Résultat : un brasier en quelques secondes.

Heureusement, personne n'a été blessé. Aucun voisin touché. Aucun corps à tirer des décombres. Certains jours, c'est tout ce qu'on peut espérer.

Je me suis traîné jusqu'à la salle de bain et me suis frotté la peau comme si je pouvais en extraire la fatigue incrustée. J'ai utilisé le gel douche luxueux que Felicity m'avait offert pour mon anniversaire, accompagné du shampooing et de l'après-shampooing. *Pour le loup le plus têtu avec une crinière de lion*, disait sa carte. *Le minimum, c'est que tu sentes comme un humain*.

L'arôme boisé et poivré s'infiltra dans mes narines, presque trop fort pour mes sens surnaturels. Mes cheveux, sombres et humides, collaient à mes épaules. Je sortis de la douche et secouai la tête par réflexe, éclaboussant la pièce comme un chien mouillé.

À l'extérieur, le soleil se levait sur un monde figé dans la neige, les cardinaux bavardant dans le silence cotonneux. Une journée magnifique... que je comptais passer à ignorer totalement.
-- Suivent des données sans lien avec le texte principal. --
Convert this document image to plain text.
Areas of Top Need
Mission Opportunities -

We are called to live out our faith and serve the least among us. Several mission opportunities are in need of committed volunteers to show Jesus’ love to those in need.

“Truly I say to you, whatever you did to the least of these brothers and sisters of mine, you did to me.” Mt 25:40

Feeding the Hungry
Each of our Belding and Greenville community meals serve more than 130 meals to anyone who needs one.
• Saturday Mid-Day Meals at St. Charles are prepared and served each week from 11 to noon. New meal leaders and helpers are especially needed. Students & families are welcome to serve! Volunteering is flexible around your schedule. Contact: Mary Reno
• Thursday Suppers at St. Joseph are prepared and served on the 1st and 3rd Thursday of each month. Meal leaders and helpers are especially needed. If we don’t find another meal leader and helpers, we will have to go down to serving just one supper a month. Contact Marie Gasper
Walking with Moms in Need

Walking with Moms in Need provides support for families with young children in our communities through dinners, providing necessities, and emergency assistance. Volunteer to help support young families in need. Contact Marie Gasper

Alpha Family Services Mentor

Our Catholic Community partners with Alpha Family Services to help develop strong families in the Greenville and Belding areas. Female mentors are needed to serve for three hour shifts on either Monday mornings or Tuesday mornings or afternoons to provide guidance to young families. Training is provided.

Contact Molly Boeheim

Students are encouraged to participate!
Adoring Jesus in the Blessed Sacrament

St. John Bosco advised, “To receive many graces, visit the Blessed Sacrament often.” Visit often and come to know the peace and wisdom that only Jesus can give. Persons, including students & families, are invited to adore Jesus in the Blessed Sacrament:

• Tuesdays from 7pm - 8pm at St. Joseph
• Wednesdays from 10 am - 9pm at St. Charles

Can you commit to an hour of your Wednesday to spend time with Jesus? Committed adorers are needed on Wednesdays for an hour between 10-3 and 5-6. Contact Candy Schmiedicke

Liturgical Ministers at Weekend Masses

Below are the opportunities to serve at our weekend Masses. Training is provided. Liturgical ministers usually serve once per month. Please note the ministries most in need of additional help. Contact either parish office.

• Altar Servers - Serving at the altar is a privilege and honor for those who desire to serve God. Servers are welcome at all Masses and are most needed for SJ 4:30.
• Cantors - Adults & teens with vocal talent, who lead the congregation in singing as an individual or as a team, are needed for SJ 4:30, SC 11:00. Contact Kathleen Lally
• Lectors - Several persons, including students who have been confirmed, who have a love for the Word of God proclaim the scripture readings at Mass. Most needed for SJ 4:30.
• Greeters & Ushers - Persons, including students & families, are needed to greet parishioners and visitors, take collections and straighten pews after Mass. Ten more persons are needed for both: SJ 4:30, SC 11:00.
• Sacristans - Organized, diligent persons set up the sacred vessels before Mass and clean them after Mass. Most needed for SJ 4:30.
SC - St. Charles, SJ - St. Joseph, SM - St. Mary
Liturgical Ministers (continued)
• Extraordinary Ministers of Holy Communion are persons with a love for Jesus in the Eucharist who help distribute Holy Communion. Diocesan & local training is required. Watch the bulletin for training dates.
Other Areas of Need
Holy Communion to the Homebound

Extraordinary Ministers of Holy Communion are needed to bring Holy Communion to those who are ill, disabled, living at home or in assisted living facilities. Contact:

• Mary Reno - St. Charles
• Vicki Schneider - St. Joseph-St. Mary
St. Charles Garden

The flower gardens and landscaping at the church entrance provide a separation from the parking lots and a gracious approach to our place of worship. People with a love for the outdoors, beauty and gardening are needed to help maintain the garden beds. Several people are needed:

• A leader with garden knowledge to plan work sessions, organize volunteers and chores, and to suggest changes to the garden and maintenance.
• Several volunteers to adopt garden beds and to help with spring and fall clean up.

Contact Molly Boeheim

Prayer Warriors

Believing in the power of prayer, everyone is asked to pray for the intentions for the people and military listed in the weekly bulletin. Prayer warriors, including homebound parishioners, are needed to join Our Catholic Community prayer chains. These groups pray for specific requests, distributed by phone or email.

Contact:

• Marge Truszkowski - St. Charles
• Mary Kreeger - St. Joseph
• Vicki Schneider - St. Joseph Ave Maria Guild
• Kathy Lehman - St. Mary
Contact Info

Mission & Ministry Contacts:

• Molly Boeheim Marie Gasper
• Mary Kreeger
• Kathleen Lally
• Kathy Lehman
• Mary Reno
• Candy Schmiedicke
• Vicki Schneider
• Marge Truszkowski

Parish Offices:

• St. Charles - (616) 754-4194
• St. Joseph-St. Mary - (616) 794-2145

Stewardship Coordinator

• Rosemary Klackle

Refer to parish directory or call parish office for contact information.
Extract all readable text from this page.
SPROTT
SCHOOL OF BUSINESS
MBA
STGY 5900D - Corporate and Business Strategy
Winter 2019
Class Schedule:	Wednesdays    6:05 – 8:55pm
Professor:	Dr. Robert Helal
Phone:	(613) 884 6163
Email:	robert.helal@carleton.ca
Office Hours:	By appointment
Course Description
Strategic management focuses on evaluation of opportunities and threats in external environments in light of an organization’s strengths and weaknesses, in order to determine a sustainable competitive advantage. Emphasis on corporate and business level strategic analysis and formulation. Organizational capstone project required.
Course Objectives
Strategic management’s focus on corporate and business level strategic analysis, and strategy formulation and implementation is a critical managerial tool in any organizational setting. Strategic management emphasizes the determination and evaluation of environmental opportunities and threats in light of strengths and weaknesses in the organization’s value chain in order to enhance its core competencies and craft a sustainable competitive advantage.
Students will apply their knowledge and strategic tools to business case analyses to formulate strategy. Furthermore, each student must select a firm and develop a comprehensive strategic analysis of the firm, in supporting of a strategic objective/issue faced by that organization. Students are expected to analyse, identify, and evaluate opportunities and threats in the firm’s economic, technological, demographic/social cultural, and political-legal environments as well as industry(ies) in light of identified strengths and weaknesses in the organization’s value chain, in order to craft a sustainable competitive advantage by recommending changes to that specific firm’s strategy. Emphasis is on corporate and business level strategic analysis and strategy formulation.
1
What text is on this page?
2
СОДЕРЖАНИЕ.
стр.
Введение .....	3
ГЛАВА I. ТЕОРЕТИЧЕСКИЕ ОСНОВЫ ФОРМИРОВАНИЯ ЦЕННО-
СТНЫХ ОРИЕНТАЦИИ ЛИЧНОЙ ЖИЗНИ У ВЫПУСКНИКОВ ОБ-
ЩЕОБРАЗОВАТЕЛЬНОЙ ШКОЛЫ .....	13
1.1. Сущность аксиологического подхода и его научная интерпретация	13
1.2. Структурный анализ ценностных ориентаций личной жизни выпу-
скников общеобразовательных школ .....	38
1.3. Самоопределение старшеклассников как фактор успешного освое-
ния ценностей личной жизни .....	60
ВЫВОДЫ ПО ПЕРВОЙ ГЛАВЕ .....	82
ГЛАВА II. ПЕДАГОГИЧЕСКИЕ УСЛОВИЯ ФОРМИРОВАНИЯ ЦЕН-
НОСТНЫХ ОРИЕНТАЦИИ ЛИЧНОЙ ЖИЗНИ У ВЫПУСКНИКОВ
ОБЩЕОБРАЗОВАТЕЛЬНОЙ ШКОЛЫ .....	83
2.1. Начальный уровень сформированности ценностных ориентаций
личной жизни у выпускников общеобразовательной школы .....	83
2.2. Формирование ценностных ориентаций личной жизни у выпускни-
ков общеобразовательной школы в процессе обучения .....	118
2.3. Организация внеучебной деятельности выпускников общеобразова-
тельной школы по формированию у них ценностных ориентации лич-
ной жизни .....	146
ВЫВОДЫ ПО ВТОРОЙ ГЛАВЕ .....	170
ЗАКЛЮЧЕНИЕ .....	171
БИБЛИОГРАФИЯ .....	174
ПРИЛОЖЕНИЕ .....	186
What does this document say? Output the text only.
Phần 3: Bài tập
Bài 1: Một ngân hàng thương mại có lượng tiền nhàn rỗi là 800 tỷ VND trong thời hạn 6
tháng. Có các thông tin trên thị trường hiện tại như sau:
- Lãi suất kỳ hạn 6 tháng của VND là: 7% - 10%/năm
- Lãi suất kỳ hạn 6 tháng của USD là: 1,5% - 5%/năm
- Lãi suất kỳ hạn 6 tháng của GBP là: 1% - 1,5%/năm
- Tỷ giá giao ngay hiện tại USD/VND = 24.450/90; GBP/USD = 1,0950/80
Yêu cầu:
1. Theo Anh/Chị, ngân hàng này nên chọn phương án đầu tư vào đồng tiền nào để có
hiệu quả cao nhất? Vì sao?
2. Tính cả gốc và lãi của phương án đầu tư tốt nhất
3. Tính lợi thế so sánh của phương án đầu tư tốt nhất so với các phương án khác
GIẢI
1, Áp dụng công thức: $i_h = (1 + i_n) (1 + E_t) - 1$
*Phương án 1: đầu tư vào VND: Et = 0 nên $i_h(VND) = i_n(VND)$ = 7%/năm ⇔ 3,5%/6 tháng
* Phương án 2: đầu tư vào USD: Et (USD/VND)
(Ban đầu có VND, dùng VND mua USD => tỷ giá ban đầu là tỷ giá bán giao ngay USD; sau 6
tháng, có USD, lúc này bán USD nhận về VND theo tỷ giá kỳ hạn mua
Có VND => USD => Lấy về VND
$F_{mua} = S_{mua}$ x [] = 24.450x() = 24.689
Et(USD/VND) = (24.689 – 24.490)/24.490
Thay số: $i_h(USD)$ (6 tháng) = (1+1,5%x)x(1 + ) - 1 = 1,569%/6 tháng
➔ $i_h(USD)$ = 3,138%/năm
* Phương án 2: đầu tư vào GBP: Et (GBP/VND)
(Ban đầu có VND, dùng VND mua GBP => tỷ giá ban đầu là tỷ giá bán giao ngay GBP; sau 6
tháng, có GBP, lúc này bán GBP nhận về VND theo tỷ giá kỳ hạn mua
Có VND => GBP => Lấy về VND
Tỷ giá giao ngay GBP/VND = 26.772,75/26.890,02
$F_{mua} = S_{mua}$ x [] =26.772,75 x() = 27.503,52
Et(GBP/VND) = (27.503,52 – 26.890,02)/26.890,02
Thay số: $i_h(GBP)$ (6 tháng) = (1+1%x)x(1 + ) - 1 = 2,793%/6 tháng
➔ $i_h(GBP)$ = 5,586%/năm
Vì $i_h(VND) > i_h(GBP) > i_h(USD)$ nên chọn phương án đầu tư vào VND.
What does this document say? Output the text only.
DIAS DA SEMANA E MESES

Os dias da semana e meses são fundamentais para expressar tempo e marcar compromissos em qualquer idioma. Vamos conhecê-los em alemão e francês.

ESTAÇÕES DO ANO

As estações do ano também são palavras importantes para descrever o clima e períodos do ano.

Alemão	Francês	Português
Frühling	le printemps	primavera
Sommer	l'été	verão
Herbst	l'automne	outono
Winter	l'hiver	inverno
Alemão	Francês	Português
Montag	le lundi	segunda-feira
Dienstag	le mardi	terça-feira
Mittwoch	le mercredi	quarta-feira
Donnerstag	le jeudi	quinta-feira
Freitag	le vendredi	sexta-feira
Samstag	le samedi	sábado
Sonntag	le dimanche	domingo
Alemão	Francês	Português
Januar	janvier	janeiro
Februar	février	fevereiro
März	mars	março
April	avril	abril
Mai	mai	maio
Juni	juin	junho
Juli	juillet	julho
Je balançai ma serviette sur le crochet et plongeai dans mon lit, encore humide, nu, et profondément épuisé. Les draps, propres et bien tirés, sentaient presque l'oubli. Je n'avais pas dormi ici depuis quatre jours, préférant les couchettes rigides de la caserne.

Ma dernière pensée fut pour Felicity. J'aurais dû lui envoyer un message pour savoir comment s'était passé son dîner. Mais mon téléphone était trop loin, quelque part dans mon jean abandonné au sol.

Le sommeil m'a trouvé vite. Trop vite.

Mais pas pour longtemps.

- Bonjour, Alexander.

Je me suis réveillé en sursaut, le cœur battant à la voix éclatante de ma mère. Elle se tenait déjà dans ma chambre, sourire aux lèvres, comme si elle n'avait pas juste fait irruption dans l'espace privé de son fils adulte et nu.

- Bonjour, Ma, grognai-je, les yeux à demi ouverts, attrapant les draps pour les tirer jusqu'à ma taille. Mon réveil clignotait 11:45. - Tu t'es laissée entrer, hein ?

- Je t'ai apporté un gâteau aux pommes. Ton préféré. - Elle ouvrit le tiroir du haut de ma commode, fronça les sourcils devant mes sous-vêtements mal pliés, et entreprit de les réarranger. - Il est sur la table. Tu devrais en prendre une tranche dès que tu te décideras à sortir ton fessier du lit.

Ma, minuscule femme osseuse d'à peine un mètre cinquante, possédait plus de présence qu'un alpha enragé. Elle était comme ce Pomeranian de la vieille Polly Burnett : petite mais bornée, et capable de dominer n'importe quelle pièce. Elle ne mordait pas les chevilles, mais ce n'était pas faute d'avoir essayé verbalement.

- Papa est avec toi ? demandai-je, ajustant les couvertures.

- Non. Il bricole encore dans son vieux cabanon. Une lubie de menuiserie. - Elle brandit une paire de boxers troués, glissa son petit doigt dans l'accroc et secoua la tête d'un air désapprobateur. - Toi et moi devons parler.

- À propos de mes sous-vêtements ? - Je saisis un oreiller pour cacher ce que je pouvais, traversai la chambre pour récupérer les boxers avant qu'elle ne les balance.

- Tes sous-vêtements ne sont que le sommet de l'iceberg, Alexander. - Elle me les tendit à contrecœur. - J'ai eu un brunch avec les anciens du peloton ce matin.